Per lo stesso motivo, proprio io che non ho un briciolo di senso dell’orientamento, ho deciso d’ora in avanti di impegnarmi a usare il meno possibile il navigatore, ricominciare a muovermi con l’utilizzo delle mappe.

Non ci siamo mai fermati a riflettere, ma il gps ha ridotto di gran lunga la nostra capacità di orientarci nello spazio.

Mentre una volta le persone erano costrette a sviluppare l’orientamento, a scegliere gli itinerari da percorrere; viaggiavano con le idee più chiare sul territorio che avrebbero dovuto attraversare, sulla distanza fra il luogo di partenza e quello di arrivo e sulle caratteristiche geografiche, ora invece si affidano in tutto e per tutto al navigatore.

L’orientamento si è atrofizzato a tal punto che tendiamo a usare il navigatore anche per dei tragitti brevi.

Come se non bastasse, grazie alla possibilità di videochiamare chiunque, il mondo si è rimpicciolito incredibilmente ai nostri occhi, ma non perché lo conosciamo meglio, anzi.

Se non capiamo più le distanze geografiche, se non ne abbiamo più una percezione effettiva, fatichiamo anche a capire che le culture sono diverse le une dalle altre.

E, infine, fatichiamo a capire che ciò che è giusto in un posto, non è detto che lo sia in un altro posto.
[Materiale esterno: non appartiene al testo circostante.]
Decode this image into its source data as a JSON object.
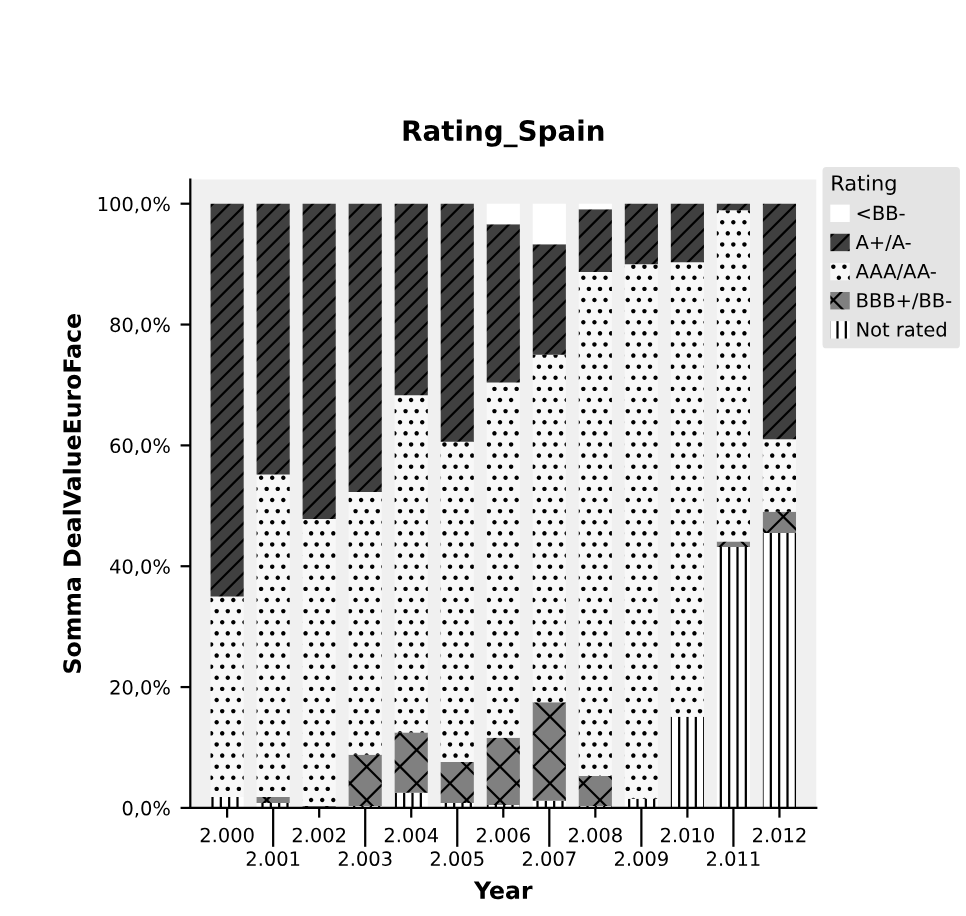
{
  "chart_data": {
    "type": "bar",
    "title": "Rating_Spain",
    "xlabel": "Year",
    "ylabel": "Somma DealValueEuroFace",
    "legend_title": "Rating",
    "stacked": true,
    "legend": "right",
    "grid": false,
    "categories": [
      "2.000",
      "2.001",
      "2.002",
      "2.003",
      "2.004",
      "2.005",
      "2.006",
      "2.007",
      "2.008",
      "2.009",
      "2.010",
      "2.011",
      "2.012"
    ],
    "ylim": [
      0,
      104
    ],
    "yticks": [
      {
        "value": 0,
        "label": "0,0%"
      },
      {
        "value": 20,
        "label": "20,0%"
      },
      {
        "value": 40,
        "label": "40,0%"
      },
      {
        "value": 60,
        "label": "60,0%"
      },
      {
        "value": 80,
        "label": "80,0%"
      },
      {
        "value": 100,
        "label": "100,0%"
      }
    ],
    "series": [
      {
        "name": "Not rated",
        "color": "#ffffff",
        "values": [
          1.8,
          0.8,
          0,
          0.3,
          2.5,
          0.8,
          0.5,
          1.2,
          0.3,
          1.5,
          15.1,
          43.2,
          45.5
        ]
      },
      {
        "name": "BBB+/BB-",
        "color": "#808080",
        "values": [
          0,
          1.0,
          0.3,
          8.5,
          10.0,
          6.8,
          11.1,
          16.3,
          5.0,
          0,
          0,
          0.9,
          3.5
        ]
      },
      {
        "name": "AAA/AA-",
        "color": "#f8f8f8",
        "values": [
          33.2,
          53.4,
          47.5,
          43.5,
          55.8,
          53.0,
          58.8,
          57.5,
          83.4,
          88.5,
          75.2,
          54.8,
          12.0
        ]
      },
      {
        "name": "A+/A-",
        "color": "#404040",
        "values": [
          65.0,
          44.8,
          52.2,
          47.7,
          31.7,
          39.4,
          26.2,
          18.3,
          10.4,
          10.0,
          9.7,
          1.1,
          39.0
        ]
      },
      {
        "name": "<BB-",
        "color": "#ffffff",
        "values": [
          0,
          0,
          0,
          0,
          0,
          0,
          3.4,
          6.7,
          0.9,
          0,
          0,
          0,
          0
        ]
      }
    ]
  }
}
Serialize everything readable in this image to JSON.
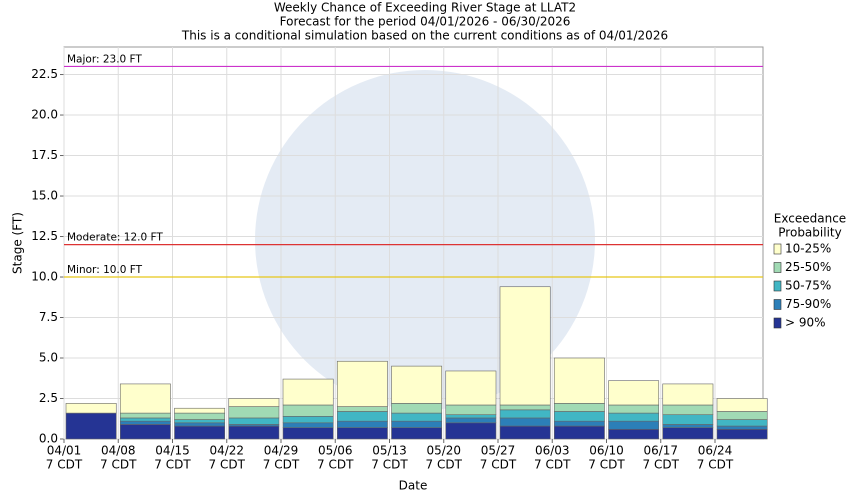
{
  "chart_data": {
    "type": "stacked-bar",
    "title": [
      "Weekly Chance of Exceeding River Stage at LLAT2",
      "Forecast for the period 04/01/2026 - 06/30/2026",
      "This is a conditional simulation based on the current conditions as of 04/01/2026"
    ],
    "x_label": "Date",
    "y_label": "Stage (FT)",
    "categories": [
      "04/01",
      "04/08",
      "04/15",
      "04/22",
      "04/29",
      "05/06",
      "05/13",
      "05/20",
      "05/27",
      "06/03",
      "06/10",
      "06/17",
      "06/24"
    ],
    "category_sublabels": [
      "7 CDT",
      "7 CDT",
      "7 CDT",
      "7 CDT",
      "7 CDT",
      "7 CDT",
      "7 CDT",
      "7 CDT",
      "7 CDT",
      "7 CDT",
      "7 CDT",
      "7 CDT",
      "7 CDT"
    ],
    "ylim": [
      0,
      24.2
    ],
    "yticks": [
      {
        "value": 0,
        "label": "0.0"
      },
      {
        "value": 2.5,
        "label": "2.5"
      },
      {
        "value": 5,
        "label": "5.0"
      },
      {
        "value": 7.5,
        "label": "7.5"
      },
      {
        "value": 10,
        "label": "10.0"
      },
      {
        "value": 12.5,
        "label": "12.5"
      },
      {
        "value": 15,
        "label": "15.0"
      },
      {
        "value": 17.5,
        "label": "17.5"
      },
      {
        "value": 20,
        "label": "20.0"
      },
      {
        "value": 22.5,
        "label": "22.5"
      }
    ],
    "grid": true,
    "legend_title": [
      "Exceedance",
      "Probability"
    ],
    "series": [
      {
        "name": "10-25%",
        "color": "#ffffcc",
        "values": [
          0.6,
          1.8,
          0.3,
          0.5,
          1.6,
          2.8,
          2.3,
          2.1,
          7.3,
          2.8,
          1.5,
          1.3,
          0.8
        ]
      },
      {
        "name": "25-50%",
        "color": "#a1dab4",
        "values": [
          0,
          0.3,
          0.4,
          0.7,
          0.7,
          0.3,
          0.6,
          0.6,
          0.3,
          0.5,
          0.5,
          0.6,
          0.5
        ]
      },
      {
        "name": "50-75%",
        "color": "#41b6c4",
        "values": [
          0,
          0.2,
          0.2,
          0.4,
          0.4,
          0.6,
          0.5,
          0.2,
          0.5,
          0.6,
          0.5,
          0.6,
          0.4
        ]
      },
      {
        "name": "75-90%",
        "color": "#2c7fb8",
        "values": [
          0,
          0.2,
          0.2,
          0.1,
          0.3,
          0.4,
          0.4,
          0.3,
          0.5,
          0.3,
          0.5,
          0.2,
          0.2
        ]
      },
      {
        "name": "> 90%",
        "color": "#253494",
        "values": [
          1.6,
          0.9,
          0.8,
          0.8,
          0.7,
          0.7,
          0.7,
          1.0,
          0.8,
          0.8,
          0.6,
          0.7,
          0.6
        ]
      }
    ],
    "thresholds": [
      {
        "label": "Major: 23.0 FT",
        "value": 23,
        "color": "#cc33cc"
      },
      {
        "label": "Moderate: 12.0 FT",
        "value": 12,
        "color": "#dd3333"
      },
      {
        "label": "Minor: 10.0 FT",
        "value": 10,
        "color": "#e6c619"
      }
    ]
  }
}
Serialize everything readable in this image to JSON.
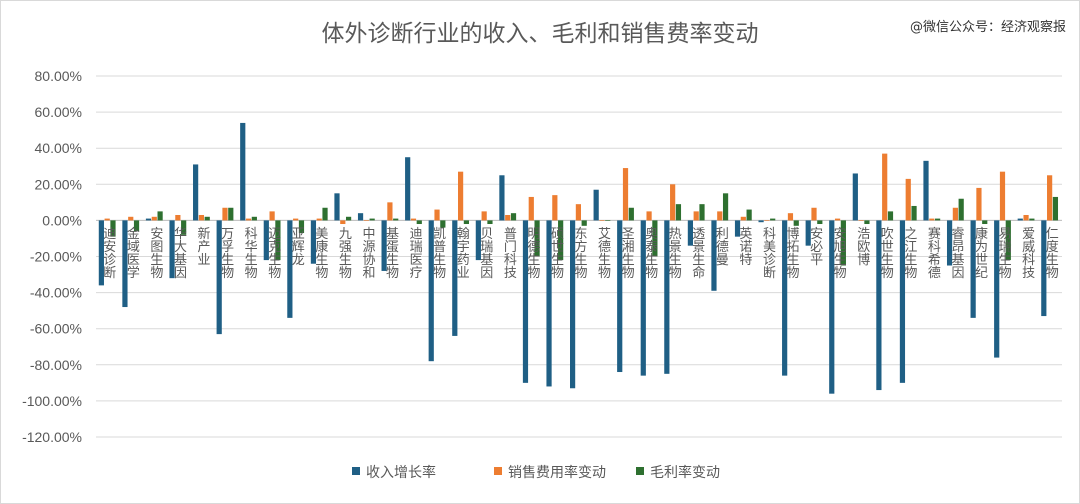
{
  "watermark": "@微信公众号：经济观察报",
  "colors": {
    "revenue": "#1f5f85",
    "selling": "#ed7d31",
    "gross": "#2e7030",
    "grid": "#d9d9d9",
    "text": "#595959"
  },
  "chart_data": {
    "type": "bar",
    "title": "体外诊断行业的收入、毛利和销售费率变动",
    "ylim": [
      -120,
      80
    ],
    "yticks": [
      "80.00%",
      "60.00%",
      "40.00%",
      "20.00%",
      "0.00%",
      "-20.00%",
      "-40.00%",
      "-60.00%",
      "-80.00%",
      "-100.00%",
      "-120.00%"
    ],
    "ytick_values": [
      80,
      60,
      40,
      20,
      0,
      -20,
      -40,
      -60,
      -80,
      -100,
      -120
    ],
    "grid": true,
    "legend_position": "bottom",
    "categories": [
      "迪安诊断",
      "金域医学",
      "安图生物",
      "华大基因",
      "新产业",
      "万孚生物",
      "科华生物",
      "迈克生物",
      "亚辉龙",
      "美康生物",
      "九强生物",
      "中源协和",
      "基蛋生物",
      "迪瑞医疗",
      "凯普生物",
      "翰宇药业",
      "贝瑞基因",
      "普门科技",
      "明德生物",
      "硕世生物",
      "东方生物",
      "艾德生物",
      "圣湘生物",
      "奥泰生物",
      "热景生物",
      "透景生命",
      "利德曼",
      "英诺特",
      "科美诊断",
      "博拓生物",
      "安必平",
      "安旭生物",
      "浩欧博",
      "吹世生物",
      "之江生物",
      "赛科希德",
      "睿昂基因",
      "康为世纪",
      "易瑞生物",
      "爱威科技",
      "仁度生物"
    ],
    "series": [
      {
        "name": "收入增长率",
        "values": [
          -36,
          -48,
          1,
          -32,
          31,
          -63,
          54,
          -22,
          -54,
          -24,
          15,
          4,
          -28,
          35,
          -78,
          -64,
          -22,
          25,
          -90,
          -92,
          -93,
          17,
          -84,
          -86,
          -85,
          -14,
          -39,
          -9,
          -1,
          -86,
          -14,
          -96,
          26,
          -94,
          -90,
          33,
          -25,
          -54,
          -76,
          1,
          -53
        ]
      },
      {
        "name": "销售费用率变动",
        "values": [
          1,
          2,
          2,
          3,
          3,
          7,
          1,
          5,
          1,
          1,
          -2,
          0,
          10,
          1,
          6,
          27,
          5,
          3,
          13,
          14,
          9,
          0,
          29,
          5,
          20,
          5,
          5,
          2,
          0,
          4,
          7,
          1,
          0,
          37,
          23,
          1,
          7,
          18,
          27,
          3,
          25
        ]
      },
      {
        "name": "毛利率变动",
        "values": [
          -9,
          -6,
          5,
          -8,
          2,
          7,
          2,
          -22,
          -7,
          7,
          2,
          1,
          1,
          -2,
          -4,
          -2,
          -2,
          4,
          -20,
          -22,
          -3,
          0,
          7,
          -20,
          9,
          9,
          15,
          6,
          1,
          -3,
          -2,
          -25,
          -2,
          5,
          8,
          1,
          12,
          -2,
          -22,
          1,
          13
        ]
      }
    ]
  }
}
Tante persone oggi sono convinte che se qualcosa sia giusto per loro, lo deve essere per tutta l’umanità, perché in fondo siamo tutti uguali.

Insieme all’idea di distanza, si sono appiattite pericolosamente anche le differenze.

Come ricorda Sibaldi, una mela più un’arancia non fa due; l’addizione sociale non si può fare senza rimetterci qualcosa.

Voler essere come gli altri, tutti uguali, vuol dire annullare la propria identità, temere infine ciò che si è davvero.